We remember and commemorate these events so that we never forget them. So that we learn from them, for that is the purpose of history. For us to be able to look back and see the events that led to such events and to be able to recognize them as they occur around us.
"The International Day in memory of the victims of the Holocaust is thus a day on which we must reassert our commitment to human rights [...]
We must also go beyond remembrance, and make sure that new generations know this history. We must apply the lessons of the Holocaust to today's world. And we must do our utmost so that all peoples may enjoy the protection and rights for which the United Nations stands."

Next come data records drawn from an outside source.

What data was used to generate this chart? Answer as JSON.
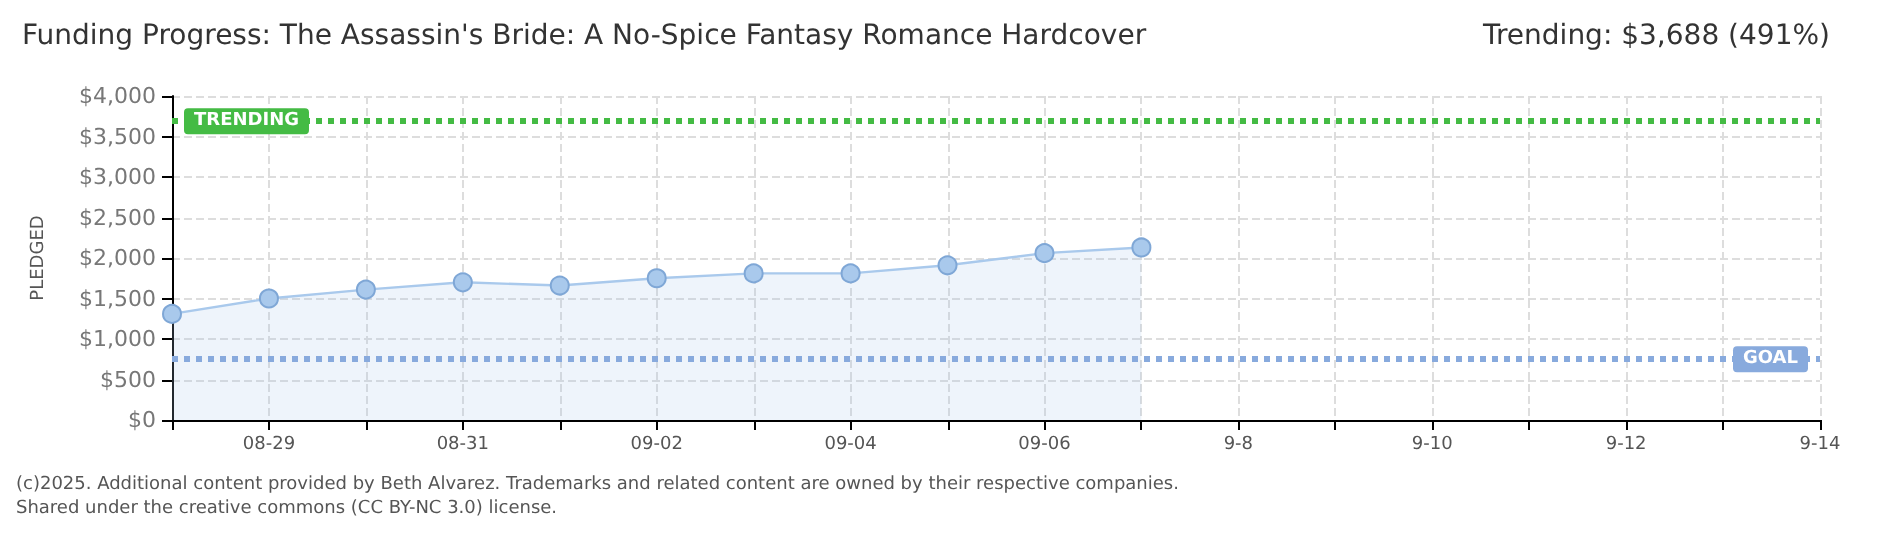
{
  "chart_data": {
    "type": "area",
    "title": "Funding Progress: The Assassin's Bride: A No-Spice Fantasy Romance Hardcover",
    "subtitle": "Trending: $3,688 (491%)",
    "ylabel": "PLEDGED",
    "categories": [
      null,
      "08-29",
      null,
      "08-31",
      null,
      "09-02",
      null,
      "09-04",
      null,
      "09-06",
      null,
      "9-8",
      null,
      "9-10",
      null,
      "9-12",
      null,
      "9-14"
    ],
    "series": [
      {
        "color": "#a9c9ec",
        "values": [
          1310,
          1500,
          1610,
          1700,
          1660,
          1750,
          1810,
          1810,
          1910,
          2060,
          2130,
          null,
          null,
          null,
          null,
          null,
          null,
          null
        ]
      }
    ],
    "ylim": [
      0,
      4000
    ],
    "yticks": [
      {
        "value": 0,
        "label": "$0"
      },
      {
        "value": 500,
        "label": "$500"
      },
      {
        "value": 1000,
        "label": "$1,000"
      },
      {
        "value": 1500,
        "label": "$1,500"
      },
      {
        "value": 2000,
        "label": "$2,000"
      },
      {
        "value": 2500,
        "label": "$2,500"
      },
      {
        "value": 3000,
        "label": "$3,000"
      },
      {
        "value": 3500,
        "label": "$3,500"
      },
      {
        "value": 4000,
        "label": "$4,000"
      }
    ],
    "ref_lines": [
      {
        "axis": "y",
        "value": 3688,
        "label": "TRENDING",
        "color": "#44bb44",
        "line_style": "dotted"
      },
      {
        "axis": "y",
        "value": 750,
        "label": "GOAL",
        "color": "#88aadd",
        "line_style": "dotted"
      }
    ],
    "annotations": [
      "(c)2025. Additional content provided by Beth Alvarez. Trademarks and related content are owned by their respective companies.",
      "Shared under the creative commons (CC BY-NC 3.0) license."
    ],
    "grid": true,
    "marker": "circle",
    "line_style": "solid"
  }
}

Former United Nations Secretary-General Ban Ki-Moon, January 19, 2008
The learning of history, the application, is sadly where we are falling down. It's part of a bigger discussion of how we learn history, how we teach history. Another big question for tomorrow's blog. But on this topic, we can see the evidence around us of our failure as a society to completely grasp the lessons of the Holocaust.
Anti-semitism, though not at its highest levels, remains relatively high. In the European Union, 89% of respondents that had identified as Jewish indicated that anti-Semitism had increased over the last five years in their country. Further, 40% of respondents feared a physical anti-Semitic attack.
In the United States, the Anti Defamation League found that there had been 1,879 anti-Semitic incidents in 2018, slightly down from 2017, but still at a historically high level. The New York Police Department has said that there have been more anti-Jewish incidents in the city in 2019 than all other crimes added together.
There are bright spots, reflecting a willingness, an eagerness to learn and to not forget. The University of Southern California's Shoah Foundation features more than 52,000 Holocaust testimonies that are frequently accessed. The U.S. Holocaust Memorial Museum had more than 1.6 million visitors in 2018, 93% of which were non-Jewish.
We still have a long way to go, though. Only 11 states require than Holocaust history be taught in school. This is reflected in the gaps in education of the current generation. Among millennials, 66% of them could not identify Auschwitz, 22% of them could not confirm hearing of the Holocaust.
It seems history is more important to us than ever before. If only we would listen. May we never forget and may we ever be vigilant.